La rissa Emili – Rinaldi? «Ognuno, nel pluralismo del proprio pensiero, può dire ciò che vuole». Si insultano a suon di forchettone e sfigato? «Forse la dimidiazione fra lingua dei reatini e lingua nell’ambito della civitas potrebbe anche essere l’esito di uno sviluppo storico della stessa civitas». Potrebbe derivarne che «nel tempo burocratico di poi» (al ballottaggio, ndr) voteranno entrambi per Perelli.

Il grande proliferare di liste civiche? Ormai la «politica è intesa come una sorta di “paesaggismo” che oltretutto tende semprepiù ad annullarsi nei falsoilluminati cunicoli della propaganda». La gestione della ASM? «Rieti è una città alla fonda in un mare che si agita per togliersi di dosso la sedimentata immobilità che il tempo le ha fatto piovere come una pioggia di cenere». La presenza femminile nelle liste elettorali? Qui, riferisce il nostro amico, la conversazione si fa più sussurrata, rarefatta, ammiccante.

«Con tante ragazze si erano già visti una volta, ma tempo di prima e poi adesso sul muraglione. Poi mai più, mai più per sempre». «Dalla memoria riemerge l’odore del coniglio appena scorticato. Come candidate si acconciano in un angoletto, sole, a guardare un punto indefinito dell’orizzonte dove tramonta un sole inconcepito».

La nuova televisione locale? «I vicoli e gli umidi androni delle case, attorcigliati, hanno assorbito l’ultramondano fremito catodico. Stupirsene?»

«Cosa si potrebbe fare per evitare che i giovani possano emigrare?» esplode uno Scrittore multi premiato. «Anch’io vorrei restare qui fra gli ulivi fino a quando partirò al di là della terra e del mare». Spero che capisce la mia poesia. «Sembra che tutto comincia e finisca». «E invece è l’attimo semaforico che ci lega alla terra, ad uno sguardo azzurrevole, al Velino».

Cosa pensano del premio letterario città di Rieti? «Siamo usciti dalla minuzzaglia inerziale della cronaca per entrare nel circuito internazionale». Alcuni candidati propongono di spostare la ferrovia? «Attraversare la ferrovia significa transitare da una dimensione, non propriamente urbana quanto soprattutto psicoetnologica, all’altra. È come una divisoria parete tra la città ed una parte di questa: ha generato una sorta di psicologia della partitività».

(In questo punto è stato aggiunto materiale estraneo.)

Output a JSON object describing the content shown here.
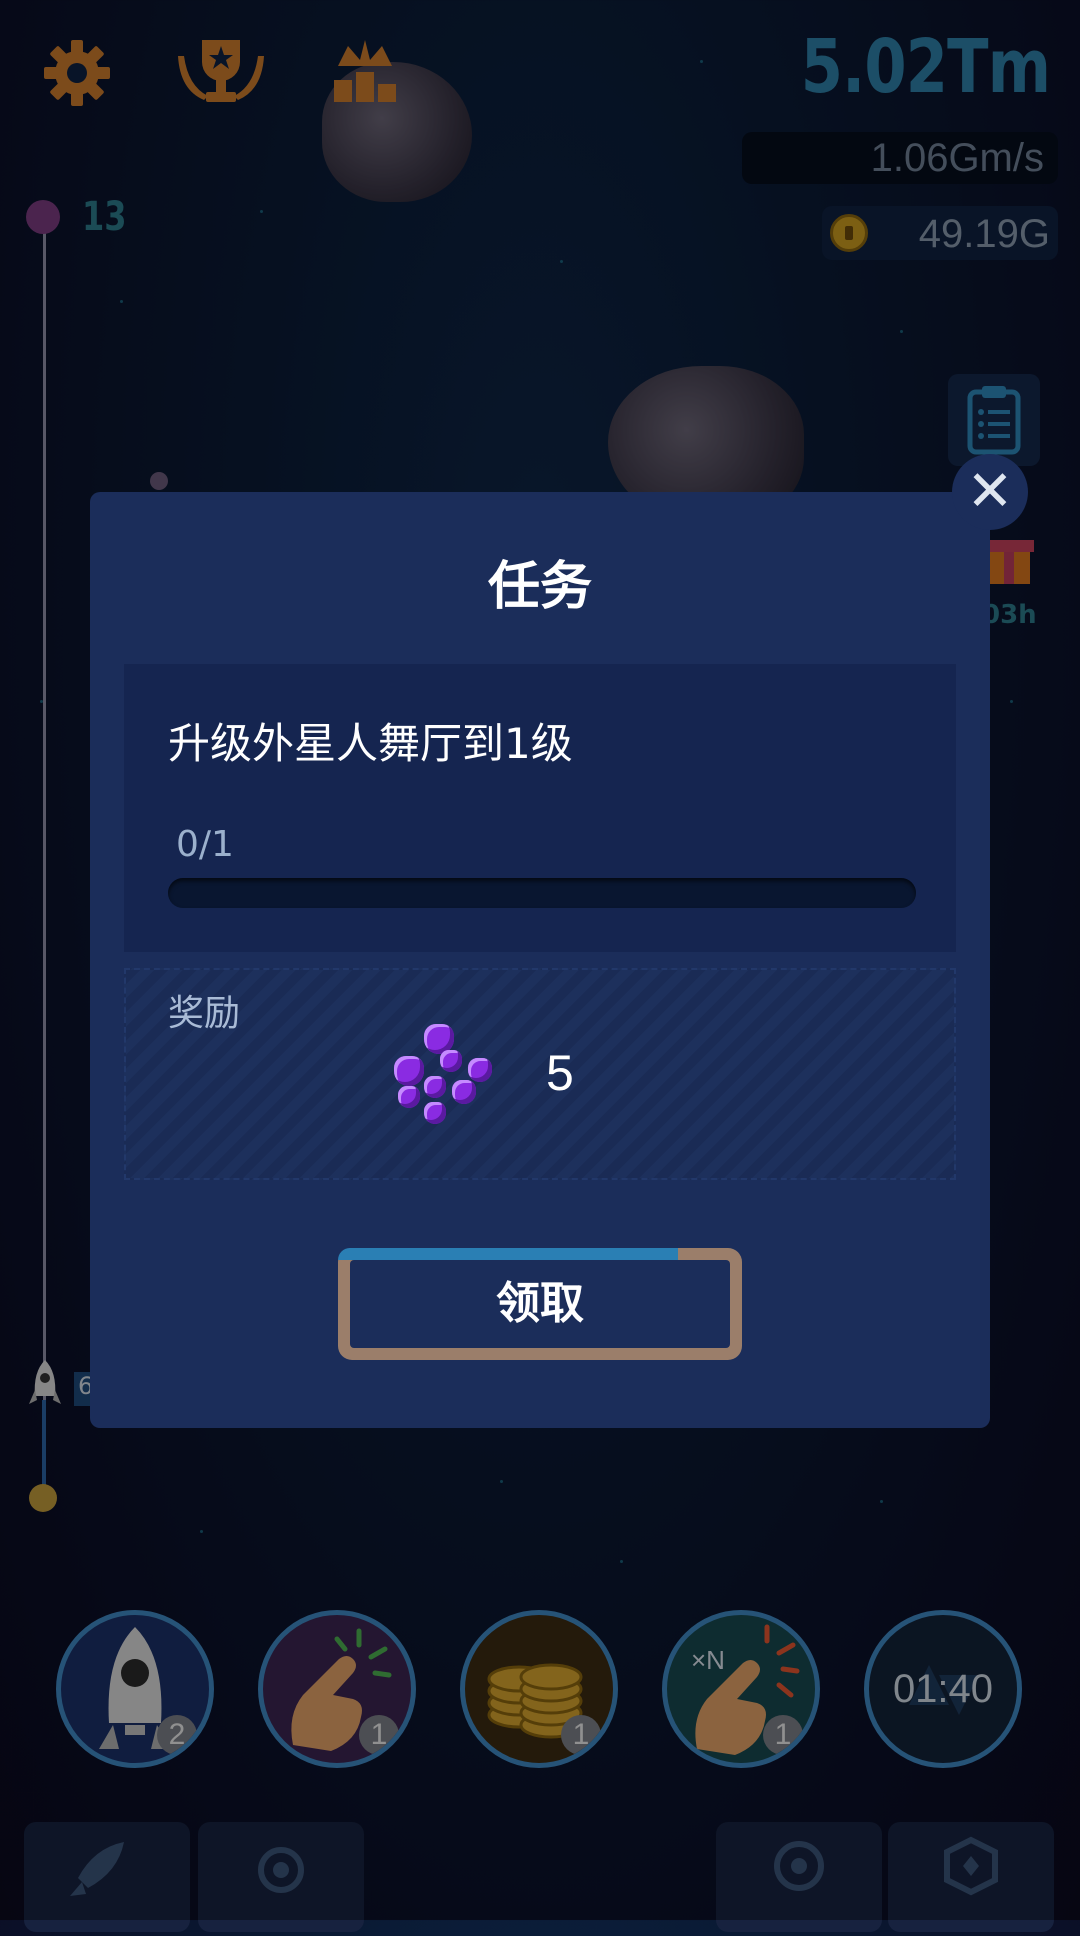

Cosa pensano del Festival del tango a Rieti? «Il tango come delirio triste non accede alla danzabilità. Tuttalpiù riemerge dal ripostiglio del trascorso. In termini esistenziali è come una scettica, metafisica dissipazione di sentimenti».

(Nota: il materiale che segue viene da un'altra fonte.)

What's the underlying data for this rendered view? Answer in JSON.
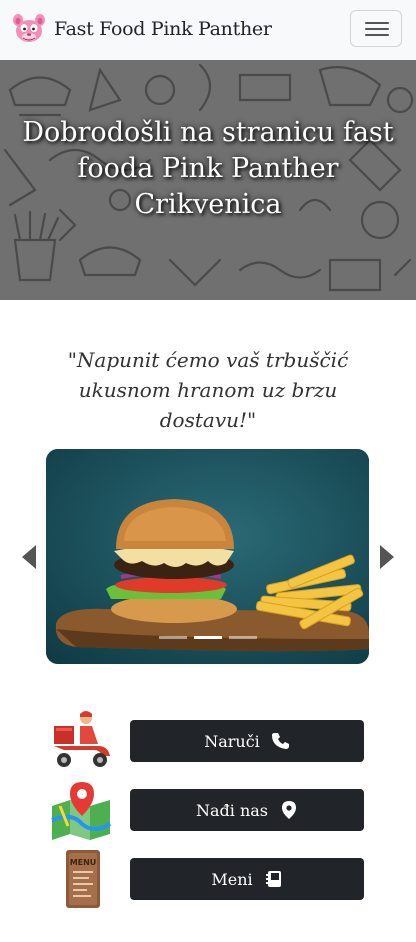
{
  "navbar": {
    "brand": "Fast Food Pink Panther",
    "logo_icon": "pink-panther-logo",
    "toggle_icon": "hamburger-menu-icon"
  },
  "hero": {
    "title": "Dobrodošli na stranicu fast fooda Pink Panther Crikvenica"
  },
  "quote": "\"Napunit ćemo vaš trbuščić ukusnom hranom uz brzu dostavu!\"",
  "carousel": {
    "slide_image": "burger-and-fries-photo",
    "indicator_count": 3,
    "active_index": 1,
    "prev_icon": "chevron-left-icon",
    "next_icon": "chevron-right-icon"
  },
  "actions": [
    {
      "label": "Naruči",
      "icon": "phone-icon",
      "illustration": "delivery-scooter-icon"
    },
    {
      "label": "Nađi nas",
      "icon": "location-pin-icon",
      "illustration": "map-icon"
    },
    {
      "label": "Meni",
      "icon": "menu-book-icon",
      "illustration": "menu-card-icon"
    }
  ],
  "colors": {
    "navbar_bg": "#f8f9fa",
    "button_bg": "#212529",
    "hero_bg": "#6f6f6f",
    "accent_pink": "#f07ab0"
  }
}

Verso la fine del convivio la conversazione scivola sul bio–agriturismo. Qui le opinioni divergono. Polemicamente sostiene un Maestro che: «Questo tema evoca ricordi che sfumano tra memoria e ricordo, tra visioni sociali e sensazioni parabucoliche».

Segue un fragoroso silenzio. Ma a questo punto, va detto a scusante dei nostri amati Maestri, il tasso alcolico era piuttosto alto. E il nostro amico, poverino, non ce la faceva più a seguire la conversazione. Era in preda ad un forte mal di testa. Se ne andò, col dubbio atroce di essere, in fondo, un po’ parabucolico anche lui.